One of the biggest problems is that the dialogue volume is all over the map. In one scene the voice-over is loud and solid then the next scene its wimpy. In the same scene dialogue from one person will be loud and dialogue from the person they're talking to will be extremely soft. This could be due to the recording equipment of the time and the fact that they shot this movie on a shoestring budget, but that doesn't make it any less annoying.
Sound effects have the same problem. One car slams into another one and there's an ear-splitting crunch, then it happens again and the sounds barely register. The rears are very light even during the intense chase scenes. The movie's music sounds tinny and static-filled. I wasn't too impressed with the audio options on this disc and I don't think you will be either.
- Audio Commentary — Head Cameraman Jack Vacek and Editor Warner Leighton provide this commentary that was recorded for the 25th anniversary release of the movie on DVD. While it does have a lot of helpful information about how they staged the car chase, this commentary feels a little underwhelming simply because these guys are being forced to remember a movie they did a couple decades ago, so most of their reminiscing comes via rose-tinted glasses.
- Introduction (SD, 3 min.) — You have the choice of playing the movie with an alternate introduction performed by Denice Halicki, the wife of H.B.
- The Life and Times of H.B. "Toby" Halicki: The Car Crash King (SD, 45 min.) — A substantive documentary on Halicki as a filmmaker who created movies with hardly any money.
- Car Crash King's "Cut to the Chases" Featurettes (SD, 38 min.) — A bunch of car chase and car crash footage from other Halicki movies.
- Interviews (SD, 18 min.) — Here we get a couple of interviews. One from Denice Halicki and the other from car kingpin Lee Iacocca.
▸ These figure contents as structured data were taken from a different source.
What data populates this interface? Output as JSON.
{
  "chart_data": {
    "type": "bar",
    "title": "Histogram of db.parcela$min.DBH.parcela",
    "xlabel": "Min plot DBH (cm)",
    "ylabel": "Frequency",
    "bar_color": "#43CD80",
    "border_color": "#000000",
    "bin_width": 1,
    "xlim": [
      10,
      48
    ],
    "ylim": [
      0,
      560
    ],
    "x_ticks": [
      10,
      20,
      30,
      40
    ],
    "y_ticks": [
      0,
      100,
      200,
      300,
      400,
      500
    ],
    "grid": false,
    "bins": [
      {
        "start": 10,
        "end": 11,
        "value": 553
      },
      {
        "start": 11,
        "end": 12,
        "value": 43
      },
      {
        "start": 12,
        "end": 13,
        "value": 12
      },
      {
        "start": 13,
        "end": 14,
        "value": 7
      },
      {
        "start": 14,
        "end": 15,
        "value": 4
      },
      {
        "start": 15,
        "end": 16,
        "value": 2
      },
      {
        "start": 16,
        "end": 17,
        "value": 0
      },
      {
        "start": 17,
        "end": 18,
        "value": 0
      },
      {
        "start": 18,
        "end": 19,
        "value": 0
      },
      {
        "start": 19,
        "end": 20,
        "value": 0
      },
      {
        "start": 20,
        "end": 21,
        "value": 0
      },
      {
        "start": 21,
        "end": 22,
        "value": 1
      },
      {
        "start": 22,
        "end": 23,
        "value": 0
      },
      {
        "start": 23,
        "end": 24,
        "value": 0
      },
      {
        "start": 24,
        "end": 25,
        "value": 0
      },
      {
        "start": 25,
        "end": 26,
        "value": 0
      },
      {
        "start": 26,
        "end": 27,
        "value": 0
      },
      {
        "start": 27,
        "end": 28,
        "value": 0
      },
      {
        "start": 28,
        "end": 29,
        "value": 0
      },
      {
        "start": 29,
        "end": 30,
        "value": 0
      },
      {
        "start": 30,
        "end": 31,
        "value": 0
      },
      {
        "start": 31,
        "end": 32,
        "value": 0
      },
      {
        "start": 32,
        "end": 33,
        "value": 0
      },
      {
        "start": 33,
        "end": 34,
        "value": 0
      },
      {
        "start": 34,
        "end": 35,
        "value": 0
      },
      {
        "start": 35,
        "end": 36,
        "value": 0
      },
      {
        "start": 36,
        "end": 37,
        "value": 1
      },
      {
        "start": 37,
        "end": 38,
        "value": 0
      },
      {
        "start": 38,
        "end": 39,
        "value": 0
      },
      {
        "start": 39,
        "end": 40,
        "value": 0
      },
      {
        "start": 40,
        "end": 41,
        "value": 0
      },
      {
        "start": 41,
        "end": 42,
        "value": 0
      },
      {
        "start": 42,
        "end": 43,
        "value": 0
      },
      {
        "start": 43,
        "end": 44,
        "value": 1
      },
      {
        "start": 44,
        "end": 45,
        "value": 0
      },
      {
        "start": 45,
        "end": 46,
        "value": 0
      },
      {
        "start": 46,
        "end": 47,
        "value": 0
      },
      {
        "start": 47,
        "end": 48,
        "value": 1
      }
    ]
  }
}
I'm sure there are people out there that love Halicki's penchant for destroying cars, but without a real purpose behind the car-nage it's hard for me to love it along with them. Instead when the big chase came I felt overwhelming boredom because I didn't care for one single person or their motives behind stealing cars. Fans of the movie will be pleased with the video and may be a little dismayed at the audio. Either way, this is for fans only.